Mariner of the Mountains is something of a travel diary—although the editing of Ricardo Saraiva, at times both fluid and yet jagged—often fights against this non-fiction sub-genre’s more traditional rhythms. Although his dad is still alive, he has been long absent and so narration is spoken to his late mother, Iracema, who raised him as a single parent in Brazil. We learn of Aïnouz’s parents own journey that took in Colorado and back to Algeria during its civil war, often as “Moon River” softly echoes across the soundtrack more than once. When the director arrives in Algeria, he notes that it is the first time he hasn’t had to spell his name at the Customs desk.
From there, he meets a variety of people and visits just as many places. There are the younger kids who wish France was still the colonizing power. He crosses the Atlas Mountains and meets a young family and wonders—could they be related? He eventually locates his father’s birthplace and meets relatives thought long-lost.
Mariner of the Mountains is of course about the journey from a strictly narrative standpoint. As a story of point a to point a and back to point a again, a story of familial introspection, it is a lovely work of documentary. But what makes Aïnouz’s film something altogether more special and unique are its technical ingredients. As well as Saraiva’s aforementioned editing, which also makes use of historical archive footage, the work of cinematographer Juan Sarmiento G. is of an almost indescribable importance. Predominantly built out of crisply shot digital images and photographs, the film sometimes uses switches to simultaneously shot Super 8 analog that mimcs the evocative, textural beauty of old family movies taken of Aïnouz’s mother. While in other films this could come across as gimmicky, it actually allows the film to dance a dance of fleeting, fluttering memories that brings generations crashing together. The sound design too, an integral part of its power.

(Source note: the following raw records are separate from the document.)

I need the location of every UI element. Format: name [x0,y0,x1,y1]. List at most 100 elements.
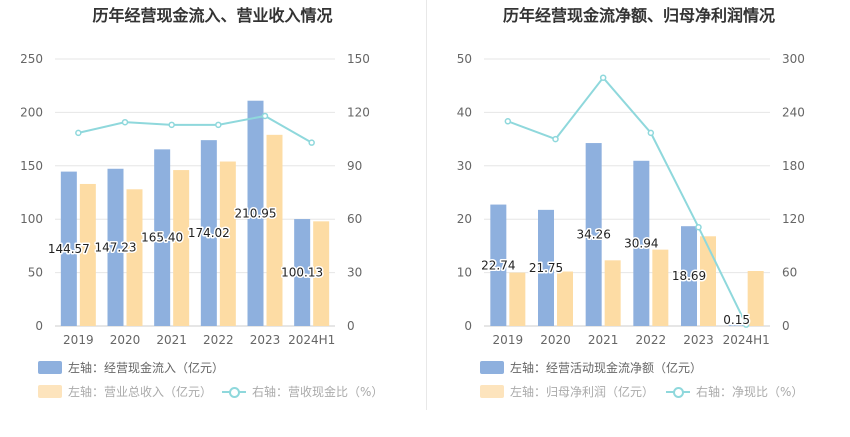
legend-swatch-revenue [38,385,62,398]
right-bar-primary [728,325,745,326]
right-y-tick-label: 20 [457,212,472,226]
legend-item-revenue[interactable]: 左轴：营业总收入（亿元） [38,383,212,400]
left-bar-secondary [173,170,190,326]
left-chart-title: 历年经营现金流入、营业收入情况 [92,6,333,25]
right-y2-tick-label: 0 [782,319,790,333]
right-bar-primary [538,209,554,326]
left-bar-primary [247,100,264,326]
left-bar-primary [60,171,77,326]
left-x-tick-label: 2023 [250,333,281,347]
right-y-tick-label: 50 [457,52,472,66]
left-y2-tick-label: 120 [347,105,370,119]
left-y2-tick-label: 90 [347,159,362,173]
legend-label-net-profit: 左轴：归母净利润（亿元） [510,385,655,399]
legend-swatch-net-profit [480,385,504,398]
right-y2-tick-label: 240 [782,105,805,119]
right-x-tick-label: 2023 [683,333,714,347]
legend-swatch-net-cash-ratio [666,385,690,399]
left-y-tick-label: 150 [20,159,43,173]
legend-label-net-cash-ratio: 右轴：净现比（%） [696,385,804,399]
left-bar-primary [200,140,217,326]
right-y-tick-label: 0 [464,319,472,333]
right-chart-svg: 0 10 20 30 40 50 0 60 120 180 240 300 2019 2020 2021 20… [457,52,805,347]
left-ratio-point [168,121,175,129]
legend-label-revenue: 左轴：营业总收入（亿元） [68,385,213,399]
left-bar-secondary [79,183,96,326]
right-data-label: 0.15 [723,313,750,327]
left-data-label: 165.40 [141,231,183,245]
left-y-tick-label: 50 [28,266,43,280]
legend-item-net-profit[interactable]: 左轴：归母净利润（亿元） [480,383,654,400]
left-y2-tick-label: 60 [347,212,362,226]
left-x-tick-label: 2024H1 [288,333,335,347]
panel-divider [426,0,427,410]
right-chart-title: 历年经营现金流净额、归母净利润情况 [502,6,775,25]
right-x-tick-label: 2019 [493,333,524,347]
left-bar-primary [294,219,311,326]
left-ratio-line [78,114,313,144]
right-y2-tick-label: 60 [782,266,797,280]
right-ratio-point [552,135,559,143]
left-x-tick-label: 2021 [156,333,187,347]
right-data-label: 18.69 [672,269,706,283]
left-y2-tick-label: 30 [347,266,362,280]
left-y-tick-label: 0 [35,319,43,333]
right-ratio-point [695,223,702,231]
left-x-tick-label: 2019 [63,333,94,347]
left-ratio-point [121,118,129,126]
legend-label-net-cash-flow: 左轴：经营活动现金流净额（亿元） [510,361,703,375]
legend-item-net-cash-flow[interactable]: 左轴：经营活动现金流净额（亿元） [480,359,702,376]
right-y-tick-label: 10 [457,266,472,280]
legend-label-cash-ratio: 右轴：营收现金比（%） [252,385,384,399]
left-bar-primary [154,149,171,326]
legend-item-net-cash-ratio[interactable]: 右轴：净现比（%） [666,383,803,400]
right-chart-panel: 历年经营现金流净额、归母净利润情况 0 10 20 30 40 50 0 60 120 180 24… [428,0,850,437]
right-x-tick-label: 2022 [636,333,667,347]
right-bar-primary [681,226,697,326]
right-bar-secondary [509,272,526,326]
right-ratio-line [507,76,748,326]
right-bar-primary [633,160,650,326]
left-chart-panel: 历年经营现金流入、营业收入情况 0 50 100 150 200 250 0 30 60 90 12… [20,6,383,400]
right-x-tick-label: 2024H1 [723,333,770,347]
right-bar-primary [490,204,507,326]
left-y-tick-label: 100 [20,212,43,226]
right-ratio-point [742,321,750,328]
left-data-label: 210.95 [235,206,277,220]
left-chart-svg: 0 50 100 150 200 250 0 30 60 90 120 150 2019 2020 2021… [20,52,370,347]
right-data-label: 34.26 [576,228,610,242]
right-x-tick-label: 2021 [588,333,619,347]
legend-item-cash-inflow[interactable]: 左轴：经营现金流入（亿元） [38,359,224,376]
right-data-label: 30.94 [624,236,658,250]
left-ratio-point [261,112,269,120]
legend-swatch-cash-inflow [38,361,62,374]
left-data-label: 144.57 [48,242,90,256]
right-y2-tick-label: 120 [782,212,805,226]
right-ratio-point [599,74,607,81]
legend-item-cash-ratio[interactable]: 右轴：营收现金比（%） [222,383,383,400]
left-y2-tick-label: 0 [347,319,355,333]
right-ratio-point [647,129,655,137]
right-bar-secondary [652,249,669,326]
right-data-label: 22.74 [481,258,515,272]
left-ratio-point [308,139,315,146]
left-bar-secondary [266,134,283,326]
right-ratio-point [504,118,512,125]
right-y-tick-label: 40 [457,105,472,119]
left-y-tick-label: 250 [20,52,43,66]
left-data-label: 147.23 [95,240,137,254]
left-x-tick-label: 2020 [110,333,141,347]
left-data-label: 174.02 [188,226,230,240]
right-bar-secondary [700,236,716,326]
left-y2-tick-label: 150 [347,52,370,66]
left-data-label: 100.13 [281,266,323,280]
left-bar-secondary [126,189,143,326]
left-bar-secondary [219,161,236,326]
right-y2-tick-label: 180 [782,159,805,173]
right-data-label: 21.75 [529,261,563,275]
right-bar-secondary [604,260,621,326]
legend-swatch-net-cash-flow [480,361,504,374]
left-ratio-point [215,121,222,129]
right-bar-secondary [747,270,764,326]
legend-label-cash-inflow: 左轴：经营现金流入（亿元） [68,361,225,375]
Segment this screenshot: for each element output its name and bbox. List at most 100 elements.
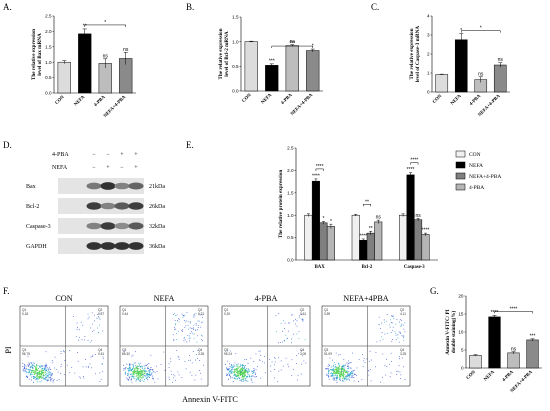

Considering Mariner of the Mountains is so distinctly about memory, it’s fitting that all of these parts work together to make something that is so, well, memorable. Aïnouz infuses his heartfelt passages of love and pain with avant-garde cutaways and inserts. A final visual explosion over the end credits to the sounds of Jimmy Somerville singing his Bronski Beat hit “Smalltown Boy” is one of many indelibly moments that separately could feel unnecessary or distracting, but when compiled here as they have been in association with every else really does help form a one-of-a-kind picture.
This a picture that allows for the audience to drift in and out of its tonal shifts. It’s not necessarily an easy film to watch or engage with if you’re not on its wavelength fairly early on. But it does move in waves, like those of the Mediterranean. It’s likely each viewer will have a different moment that emerges as one that rises above the rest. With so many options, I would certainly hope it would! Mariner of the Mountains moves like a dream without the sort of filters that our awaken selves so easily put up. Like some sort of Cronenergian device that puts us directly into Aïnouz’s mind with its flurry of images, ideas, identities, words and memories. It’s a sublime work of art that like Aïnouz’s earlier films, Futuro Beach and The Invisible Life of Euridice Gusmao will linger long in my own memory.
Release: Streaming as of this week in many countries on MUBI.
Awards chances: Doubtful. This is the sort of thing that probably won’t even be submitted given it’s so far away from what the branch normally goes for. I know some thought The Invisible Life had a shot for the international category several years ago, but I suspect like Yorgos Lanthimos before him, the director’s next work (a royal drama with Alicia Vikander and Jude Law) could prove a meeting of sensibilities.
Reader Comments (2)
duplicated
If you enjoy Karim's work so much, maybe you should try O Céu de Suely (Love For Sale), his most famous film in Brazil. It's a fiction, but with some of the director's favorite themes, such as family roots, identity search, sexuality and the will for fulfillment. Also, the film has a climatic sequence shot in Super 8.